Well, they have done it. On Dec. 18, the Federal Trade Commission (FTC) and U.S. Justice Department (DOJ) issued their final 2023 merger guidelines, as an early New Year’s gift (nicely sandwiched between Hanukkah, which ended Dec. 15, and Christmas) of the porcine sort.
The two agencies try to put lipstick on this pig by claiming that the guidelines “emphasize the dynamic and complex nature of competition,” an approach that supposedly “enables the agencies to assess the commercial realities of the United States’ modern economy when making enforcement decisions.” But no amount of verbal makeup prevents this porker from oinking, despite the valiant best efforts of the antitrust agencies’ talented and highly respected chief economists (Susan Athey and Aviv Nevo) to argue otherwise.
The cosmetic changes to the previous draft merger guidelines consist primarily in softening the language regarding the impact of structural presumptions. The reality, however, is that the draft’s structural presumptions remain, as does the draft’s reduction in concentration numbers, lower Herfindahl-Hirschman Index thresholds, and all. In response to some public comments, economic and evidentiary analysis previously relegated to appendices was inserted into the main guidelines. But this, once again, is merely a cosmetic fix (akin to “freshening up” the pig’s rouge), not a substantive change.
Also, the 13 special guidelines (really, theories of alleged competitive harm) in the previous draft were trimmed to 11. This was done by removing an economically challenged characterization of vertical mergers (the previous Guideline 6) and deleting language indicating that the special guidelines’ theories were “not exhaustive of the ways that a merger may substantially lessen competition” (former Guideline 13). Old Guideline 6 is not specifically disavowed, however, and the Guideline 13 limitation is retained, showing up in revised words that carry the same message on page 4 of the final guidelines (“factors contemplated in these Merger Guidelines neither dictate nor exhaust the range of theories or evidence that the Agencies may introduce in merger litigation”). The retained “non-exhaustive” language implicitly rules out any safe harbor for nonproblematic mergers, thereby injecting costly uncertainty into merger planning.

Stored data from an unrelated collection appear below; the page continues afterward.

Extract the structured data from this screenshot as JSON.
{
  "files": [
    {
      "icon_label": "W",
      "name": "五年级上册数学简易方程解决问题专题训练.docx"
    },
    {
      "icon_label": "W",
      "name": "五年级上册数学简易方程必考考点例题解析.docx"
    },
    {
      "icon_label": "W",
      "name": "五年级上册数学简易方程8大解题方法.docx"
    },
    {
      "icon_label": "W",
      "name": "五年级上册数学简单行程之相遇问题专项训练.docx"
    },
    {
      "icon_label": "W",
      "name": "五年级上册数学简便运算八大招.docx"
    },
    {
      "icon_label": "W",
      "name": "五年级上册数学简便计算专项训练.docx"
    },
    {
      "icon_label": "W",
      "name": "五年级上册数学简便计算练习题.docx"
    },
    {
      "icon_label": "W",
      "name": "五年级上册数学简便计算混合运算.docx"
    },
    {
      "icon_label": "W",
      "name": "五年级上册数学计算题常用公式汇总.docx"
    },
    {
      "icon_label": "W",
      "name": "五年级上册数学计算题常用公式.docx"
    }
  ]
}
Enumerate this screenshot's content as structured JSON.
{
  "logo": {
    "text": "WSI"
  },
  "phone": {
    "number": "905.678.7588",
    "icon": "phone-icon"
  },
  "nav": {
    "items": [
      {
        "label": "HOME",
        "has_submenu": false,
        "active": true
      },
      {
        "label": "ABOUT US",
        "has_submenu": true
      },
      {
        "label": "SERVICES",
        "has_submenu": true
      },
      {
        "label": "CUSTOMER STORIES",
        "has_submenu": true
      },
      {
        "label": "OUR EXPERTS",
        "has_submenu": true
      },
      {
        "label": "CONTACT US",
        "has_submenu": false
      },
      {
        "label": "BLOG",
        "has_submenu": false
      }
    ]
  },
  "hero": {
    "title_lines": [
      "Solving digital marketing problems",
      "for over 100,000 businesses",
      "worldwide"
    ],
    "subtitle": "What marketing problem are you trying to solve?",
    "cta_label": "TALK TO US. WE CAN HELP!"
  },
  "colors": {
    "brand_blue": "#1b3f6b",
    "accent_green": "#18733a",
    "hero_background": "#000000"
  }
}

Most regrettably, the final guidelines, like the draft version, fail to recognize the substantial economic benefits that countless mergers generate. Such benefits include efficiency-induced cost reductions; innovation-induced quality improvements and new product generation; and reallocation of resources to higher-valued uses. Prior merger guidelines recognized the real possibility of efficiencies, and vowed to provide guidance to let nonproblematic mergers proceed. Not so the final 2023 guidelines.
Furthermore, the final guidelines also adopt a very stringent view of cognizable efficiencies, imposing conditions that will almost never be met in the real world. They also blandly assert that alternatives to mergers, such as contracts, may be employed to achieve claimed efficiencies, without considering that such alternatives may not be achievable in the real world.
Finally, in selectively citing cases, the guidelines ignore the immense changes in U.S. antitrust case law over the last four decades, reflecting an economics-based appreciation for the role of business arrangements in advancing efficiency and consumer welfare. The specter of the discredited primary focus on “increasing concentration” and harm to competitors, which animated old and dated antitrust case law, still haunts these guidelines.
In short, the pig is still a pig. Sophisticated courts hopefully will hear the oinks, and agree with Geoffrey Manne that “[t]he primary effect of these updated guidelines is to reduce their utility to courts as a reflection of current legal and economic understanding.” The courts should also recognize that the 2023 Guidelines are, in essence, little more than an extended discussion of theories of anticompetitive behavior that provide no true guidance as to what mergers will not be challenged. As such, the guidelines do not guide, they pontificate. They should be withdrawn as soon as possible.